«After Yang»: de l'humanité des robots

À la question « Qu’est-ce qui fait de nous des êtres humains ? », les réponses varieront. Il y a évidemment les caractéristiques physiques, mais aussi le langage, l’intelligence, etc. D’aucuns pencheront plutôt pour l’intangible : complexité des émotions, faculté de rêver, croyance en l’âme… L’aspect de la mémoire est fascinant également. Mais qu’en est-il, justement, d’un robot d’apparence humaine qui posséderait non seulement une mémoire, comme n’importe quel ordinateur, mais aussi un véritable enchevêtrement de souvenirs ? Des souvenirs, comme chez l’humain, souvent dénués d’une fonction particulière, et amassés au gré d’une existence peut-être moins synthétique et plus organique qu’il n’y paraît… Fable futuriste dont l’échelle minimaliste cache de grandes idées, After Yang interroge tout cela, et bien davantage.
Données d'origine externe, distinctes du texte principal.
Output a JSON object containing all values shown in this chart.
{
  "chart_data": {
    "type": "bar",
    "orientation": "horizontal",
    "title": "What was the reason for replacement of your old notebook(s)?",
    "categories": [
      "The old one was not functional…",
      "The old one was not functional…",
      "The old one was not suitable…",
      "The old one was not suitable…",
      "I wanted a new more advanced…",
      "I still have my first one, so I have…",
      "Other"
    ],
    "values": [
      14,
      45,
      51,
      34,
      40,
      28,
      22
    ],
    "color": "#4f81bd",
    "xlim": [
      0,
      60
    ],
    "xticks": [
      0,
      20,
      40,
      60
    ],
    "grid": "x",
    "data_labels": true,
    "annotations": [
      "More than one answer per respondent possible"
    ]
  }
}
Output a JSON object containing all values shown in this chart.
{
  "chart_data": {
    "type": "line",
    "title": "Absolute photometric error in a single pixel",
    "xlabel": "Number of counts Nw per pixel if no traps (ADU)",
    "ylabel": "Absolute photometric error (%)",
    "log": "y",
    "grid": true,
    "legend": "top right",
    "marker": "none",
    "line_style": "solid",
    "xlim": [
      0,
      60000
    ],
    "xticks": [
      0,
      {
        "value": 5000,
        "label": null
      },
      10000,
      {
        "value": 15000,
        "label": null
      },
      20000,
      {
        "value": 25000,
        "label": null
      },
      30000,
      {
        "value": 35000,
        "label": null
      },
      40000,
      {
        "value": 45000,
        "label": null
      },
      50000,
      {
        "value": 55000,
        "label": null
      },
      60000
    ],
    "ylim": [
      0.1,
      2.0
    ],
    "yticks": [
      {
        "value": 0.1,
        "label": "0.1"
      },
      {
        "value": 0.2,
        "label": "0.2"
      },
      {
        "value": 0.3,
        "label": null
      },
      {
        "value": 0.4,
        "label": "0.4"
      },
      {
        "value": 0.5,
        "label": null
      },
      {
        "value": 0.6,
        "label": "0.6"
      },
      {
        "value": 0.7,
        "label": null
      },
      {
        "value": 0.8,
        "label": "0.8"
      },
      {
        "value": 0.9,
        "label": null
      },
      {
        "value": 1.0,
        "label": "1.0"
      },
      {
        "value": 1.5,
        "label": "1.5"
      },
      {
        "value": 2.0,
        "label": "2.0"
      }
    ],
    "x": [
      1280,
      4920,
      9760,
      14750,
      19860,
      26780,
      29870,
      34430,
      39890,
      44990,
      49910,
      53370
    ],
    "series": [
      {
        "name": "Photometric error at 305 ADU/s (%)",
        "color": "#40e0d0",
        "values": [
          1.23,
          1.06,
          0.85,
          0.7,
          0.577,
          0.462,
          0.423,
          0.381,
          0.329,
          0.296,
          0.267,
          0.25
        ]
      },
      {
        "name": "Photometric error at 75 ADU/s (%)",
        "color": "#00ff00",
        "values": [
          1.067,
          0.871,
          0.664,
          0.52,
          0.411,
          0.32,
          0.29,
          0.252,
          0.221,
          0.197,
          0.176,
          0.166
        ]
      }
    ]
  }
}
Tiré d’une nouvelle d’Alexander Weinstein, ce deuxième film écrit, réalisé et monté par Kogonada (Columbus), connu des collectionneurs pour ses essais vidéo produits par Criterion, ratisse en effet très large sur les plans tant existentialiste et philosophique qu’éthique.
Le film met en scène Jake (Colin Farrell) et Kyra (Jodie Turner-Smith), couple qui a adopté la petite Mika (Malea Emma Tjandrawidjaja) et qui, peu après, a acheté à cette dernière Yang (Justin H. Min), un « techno sapiens » voué à lui servir de frère aîné. Très liée à Yang, Mika est inconsolable lorsqu’il cesse soudainement de fonctionner. Or, au fil de ses démarches pour réparer Yang, Jake découvre que Mika n’était pas la seule à être devenue en quelque sorte dépendante de ce quatrième membre de la famille : chacun de son côté, Kyra et lui l’étaient tout autant. On pourra voir là une métaphore de la dépendance technologique comme rempart à la solitude.
Qui plus est, et c’est l’aspect le plus poignant du film, il s’avère que Yang avait dans sa cartouche mémorielle ce qu’il convient d’appeler un jardin secret, spécificité tout humaine s’il en est.
En parallèle à la quête de Jake, After Yang brosse un portrait familial éminemment sensible et touchant. À noter que dans ce futur proche, la pluriculturalité est la norme : un détail que le cinéaste montre en toute simplicité plutôt que de chercher à l’expliquer. Il en va de même pour la présence des clones (les fillettes du voisin) et des techno sapiens comme Yang : l’action et de brèves allusions, par opposition à ces lourdes mises au point narratives dont abusent trop de films de science-fiction, établissent d’emblée que telle est la nouvelle normalité. Le film est pour le compte riche de silences parlants. C’est de la science-fiction résolument contemplative.
À cet égard, Kogonada opte pour une approche poétique par l’entremise d’un montage fluide et volontiers impressionniste. Le cinéaste soigne ses compositions, convoquant autant Yasujirō Ozu que Wong Kar-Wai, sans y perdre son identité. Des images restent, comme ce plan où Mika observe les poissons dans un aquarium, avec reflet renversé de son visage, ou encore ce soleil couchant lointain vu à travers un entrelacs de branches…
Il se dégage de la facture à dominance de pastels une douceur, une sérénité, impression renforcée par un jeu uniformément intériorisé, une lumière douce, et des notes de piano apaisantes. C’est ce qui distingue le plus After Yang des brillants mais plus mouvementés Blade Runner et A.I. Artificial Intelligence (A.I. Intelligence artificielle), qui réfléchissaient déjà sur le statut du robot, de l’humain artificiel ou des deux dès lors que la ligne entre le synthétique et l’organique se brouille.
En parcourant la mémoire de Yang, représentée par une ingénieuse — et magnifique — voie lactée cérébrale, Jake révise sa perception de cet « autre » qu’il appellera son fils lors d’une scène clé. Et si, à l’instar de Roy Batty dans le chef-d’œuvre de Ridley Scott, Yang était plus « humain » qu’un humain ? À chacun sa réponse, dans un film qui a autant d’intelligence que de cœur.